Which leads them, directly and almost inexorably, into the path of a ruler who wants the world and everyone in it to remain unchanged, exactly as they are, precisely as he wills it. And them.
This is a world where, as Emily Dickinson once said, “Hope is the thing with feathers”. But this is Birdverse, where so, also, is death. A place where a master weaver can take them both and weave them together into a cloth, and a song, and change, if not the world, than at least one corner of it.
Escape Rating A-: I’m all over the map about this one. In the end, I loved it, but the beginning was slow. I think that part of that was because this was my first trip to Birdverse, and it took me a while to get my bearings in it.
Also, the story begins slowly because it feels like it is meant to. Both of the protagonists have spent 40 years not living their truths. That’s a long time to wait for anything, let alone wait to fulfill their dreams. But they’ve been holding themselves back, so it seems natural that it would take them a while to get moving toward a future that they’ve been inching towards at a snail’s pace for so many years.
Once they finally begin their journey, it initially seems like a lesson in being very, very careful in what you wish for, because when you get it it isn’t anything like you imagined while you were wishing your life away to get to it.
Which is another lesson.
The thing that I kept coming back to while reading was the contradiction and the interchangeability – and the contradiction of that interchangeability – between change and death.
Both Uiziya and the Nameless Man want to change. And they both want that change to be both accepted and acceptable. The irony is that the people having the most difficulty accepting their changes is themselves.

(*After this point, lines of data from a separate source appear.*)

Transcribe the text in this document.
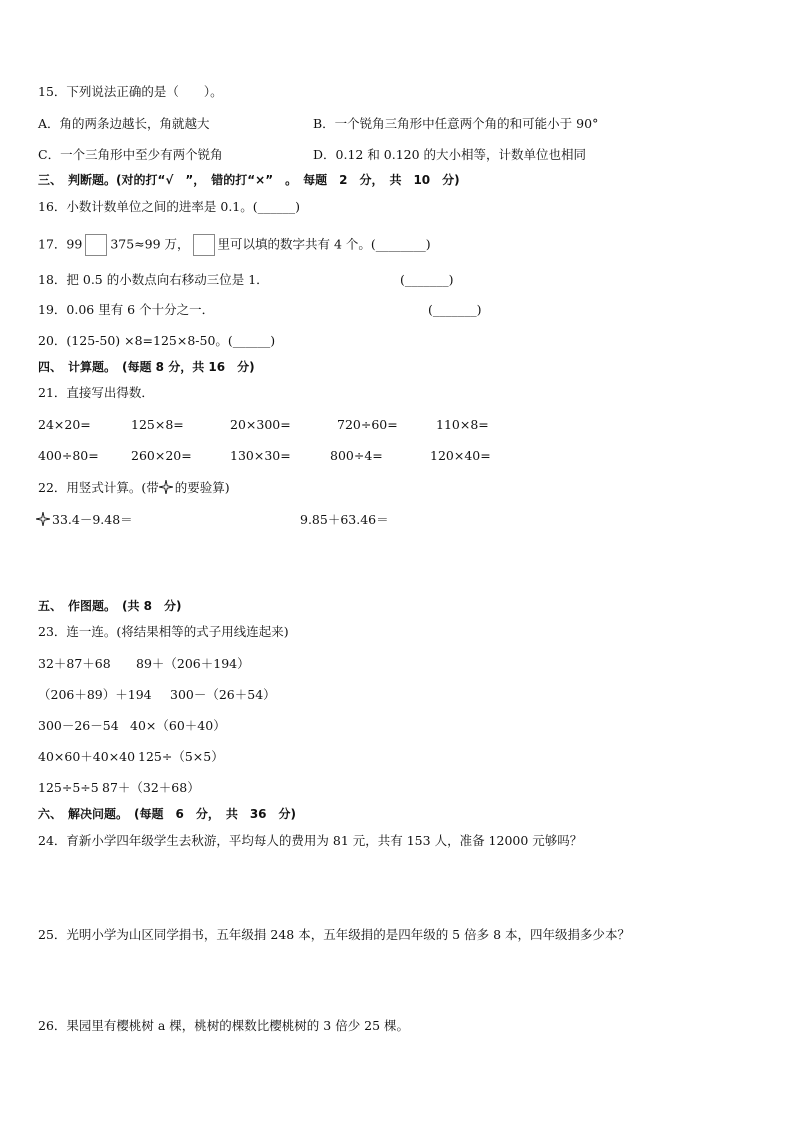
15．下列说法正确的是（　　）。
A．角的两条边越长，角就越大	B．一个锐角三角形中任意两个角的和可能小于 90°
C．一个三角形中至少有两个锐角	D．0.12 和 0.120 的大小相等，计数单位也相同
三、　判断题。(对的打“√　”，　错的打“×”　。　每题　2　分，　共　10　分)
16．小数计数单位之间的进率是 0.1。(______)
17．99 375≈99 万， 里可以填的数字共有 4 个。(________)
18．把 0.5 的小数点向右移动三位是 1．	(_______)
19．0.06 里有 6 个十分之一．	(_______)
20．(125-50) ×8=125×8-50。(______)
四、　计算题。　(每题 8 分，共 16　分)
21．直接写出得数．
24×20=	125×8=	20×300=	720÷60=	110×8=
400÷80=	260×20=	130×30=	800÷4=	120×40=
22．用竖式计算。(带 的要验算)
33.4－9.48＝	9.85＋63.46＝
五、　作图题。　(共 8　分)
23．连一连。(将结果相等的式子用线连起来)
32＋87＋68 89＋（206＋194）
（206＋89）＋194 300－（26＋54）
300－26－54 40×（60＋40）
40×60＋40×40 125÷（5×5）
125÷5÷5 87＋（32＋68）
六、　解决问题。　(每题　6　分，　共　36　分)
24．育新小学四年级学生去秋游，平均每人的费用为 81 元，共有 153 人，准备 12000 元够吗？
25．光明小学为山区同学捐书，五年级捐 248 本，五年级捐的是四年级的 5 倍多 8 本，四年级捐多少本？
26．果园里有樱桃树 a 棵，桃树的棵数比樱桃树的 3 倍少 25 棵。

But the Collector of Izya refuses to accept any change, of anything. And he believes that the only way to protect things from changing is to hide them away where only he can see them. He believes that death is the ultimate preservation. The dead, after all, stop changing.
At the same time, change is itself a death. When something or someone changes, it kills the thing or person that came before, even if, or perhaps especially because, the new thing or person marches on. And continues to change.
As my thoughts about this book kept spinning, the image I was left with was the Tarot card of Death, which represents both death and change. The most familiar rendition of Death in the Tarot is of a skeleton riding a pale horse as it steps over a fallen king. Which feels like a piece of the literal interpretation of this story, that not even royalty can stop change.
But this is a story that feels open to as many meanings as any myth. It’s a story about not just discovering your authentic self, but becoming that self and accepting that self, no matter how much childhood programming, loved one’s attempts to call back your tide, or social opprobrium stand in your way. And no matter how much you stand in your own way.
It’s also a story about the price of change, and the cost of redemption. And that the sins of the past may be halted but not eliminated. And that sometimes that’s all you can do, and that it’s enough.
I think there’s more in this story, and more in Birdverse. I look forward to going back and discovering it.